Plainte contre l’Etat :

« L’Upc des fidèles gagne le contentieux ». La Commission africaine des droits de l’homme et des peuples (Cadhp) vient de trancher l’affaire qui oppose l’Upc-Manidem à l’Etat du Cameroun. A la suite d’une plainte déposée en août 2012, sur la base de la violation des dispositions des articles 2, 3, 7, 10, 11, 13 et 26 de la Charte africaine, le parti d’Alexis Ndema Same a remporté le procès 4 ans plus tard. Une victoire pour les militants qui étaient face à la presse mardi le 24 janvier 2017 à Douala, relatent Le Messager, La Nouvelle Expression et bien d’autres.

Actualité Sociale :

Intempéries à Kribi :

« Un mort et des maisons endommagées ». Le bilan du violent vent qui s’est acharné sur la ville le 23 janvier dernier fait état de plus de 200 toitures arrachées. Plus jamais, elle n’ira chercher sa fille à l’école. Tout comme elle n’utilisera jamais les tabourets dont elle a passé la commande chez le menuisier du quartier. Lucie Klett Nhwengue, a violemment été arrachée à la vie par un orage. La dame de 35 ans sortait de la menuiserie où elle était allée régler la facture de sa commande et se dirigeait à l’école du centre de Kribi où l’attendait sa progéniture quand elle a été fauchée par la mort, raconte Cameroon Tribune.

Objets d’art :

« Ça se vend mieux sur Internet », précise Cameroon Tribune.

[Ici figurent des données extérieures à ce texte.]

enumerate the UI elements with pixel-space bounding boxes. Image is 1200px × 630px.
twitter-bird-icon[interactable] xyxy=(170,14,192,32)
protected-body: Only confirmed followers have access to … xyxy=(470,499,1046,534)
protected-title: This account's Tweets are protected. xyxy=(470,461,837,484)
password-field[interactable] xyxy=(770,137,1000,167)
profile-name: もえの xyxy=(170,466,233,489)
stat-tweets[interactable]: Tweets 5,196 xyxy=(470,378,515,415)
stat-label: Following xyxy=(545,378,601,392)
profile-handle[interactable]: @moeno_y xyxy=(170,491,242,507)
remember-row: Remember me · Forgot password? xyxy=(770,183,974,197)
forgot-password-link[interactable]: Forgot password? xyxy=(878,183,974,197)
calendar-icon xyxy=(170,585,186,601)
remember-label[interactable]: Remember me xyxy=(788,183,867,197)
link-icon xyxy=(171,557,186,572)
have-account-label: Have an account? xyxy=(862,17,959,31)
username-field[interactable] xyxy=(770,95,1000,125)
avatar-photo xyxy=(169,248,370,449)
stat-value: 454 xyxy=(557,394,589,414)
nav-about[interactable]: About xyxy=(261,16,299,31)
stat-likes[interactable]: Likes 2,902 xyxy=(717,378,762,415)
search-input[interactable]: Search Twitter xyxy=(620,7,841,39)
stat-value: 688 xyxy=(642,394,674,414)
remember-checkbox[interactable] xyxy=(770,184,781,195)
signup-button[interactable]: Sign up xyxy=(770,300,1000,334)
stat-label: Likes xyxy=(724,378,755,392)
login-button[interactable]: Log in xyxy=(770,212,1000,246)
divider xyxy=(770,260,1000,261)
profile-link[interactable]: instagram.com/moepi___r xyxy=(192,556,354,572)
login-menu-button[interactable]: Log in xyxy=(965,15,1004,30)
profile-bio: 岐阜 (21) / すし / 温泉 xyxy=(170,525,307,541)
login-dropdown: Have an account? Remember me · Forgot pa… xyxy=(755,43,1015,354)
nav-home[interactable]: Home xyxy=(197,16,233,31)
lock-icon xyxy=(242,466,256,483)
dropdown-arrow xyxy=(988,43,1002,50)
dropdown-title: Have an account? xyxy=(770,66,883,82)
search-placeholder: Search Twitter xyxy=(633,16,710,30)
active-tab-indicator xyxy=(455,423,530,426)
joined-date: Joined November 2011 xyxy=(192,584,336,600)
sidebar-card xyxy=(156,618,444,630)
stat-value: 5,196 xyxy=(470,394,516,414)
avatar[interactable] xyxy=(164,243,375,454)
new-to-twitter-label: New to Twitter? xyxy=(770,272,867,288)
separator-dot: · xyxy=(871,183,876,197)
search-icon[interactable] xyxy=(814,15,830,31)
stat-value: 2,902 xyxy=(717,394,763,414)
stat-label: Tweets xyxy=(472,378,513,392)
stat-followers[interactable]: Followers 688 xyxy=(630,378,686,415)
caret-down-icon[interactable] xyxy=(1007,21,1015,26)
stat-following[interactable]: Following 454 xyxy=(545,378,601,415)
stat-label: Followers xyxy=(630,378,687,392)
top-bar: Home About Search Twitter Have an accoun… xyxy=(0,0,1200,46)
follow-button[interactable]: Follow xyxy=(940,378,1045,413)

Ils sont 70 artisans à avoir reçu lundi à Yaoundé des mains du ministre en charge de l’Artisanat, le fruit des ventes de leurs oeuvres en ligne, grâce à la galerie virtuelle. Bernard Visoh, est heureux. Cet artisan d’une trentaine d’année a reçu des mains du ministre des Petites et moyennes entreprises de l’Economie sociable et de l’Artisanat (Minpmeesa), Laurent Serge Etoundi Ngoa, une enveloppe de 148 000 F. Somme qui lui est remise à l’issue de la vente de ses objets d’art en ligne via la galerie virtuelle de Yaoundé. Notamment des tabourets fabriqués dans son Nord-Ouest natal avec du kodia, un bois qu’il qualifie de résistant à toutes les intempéries.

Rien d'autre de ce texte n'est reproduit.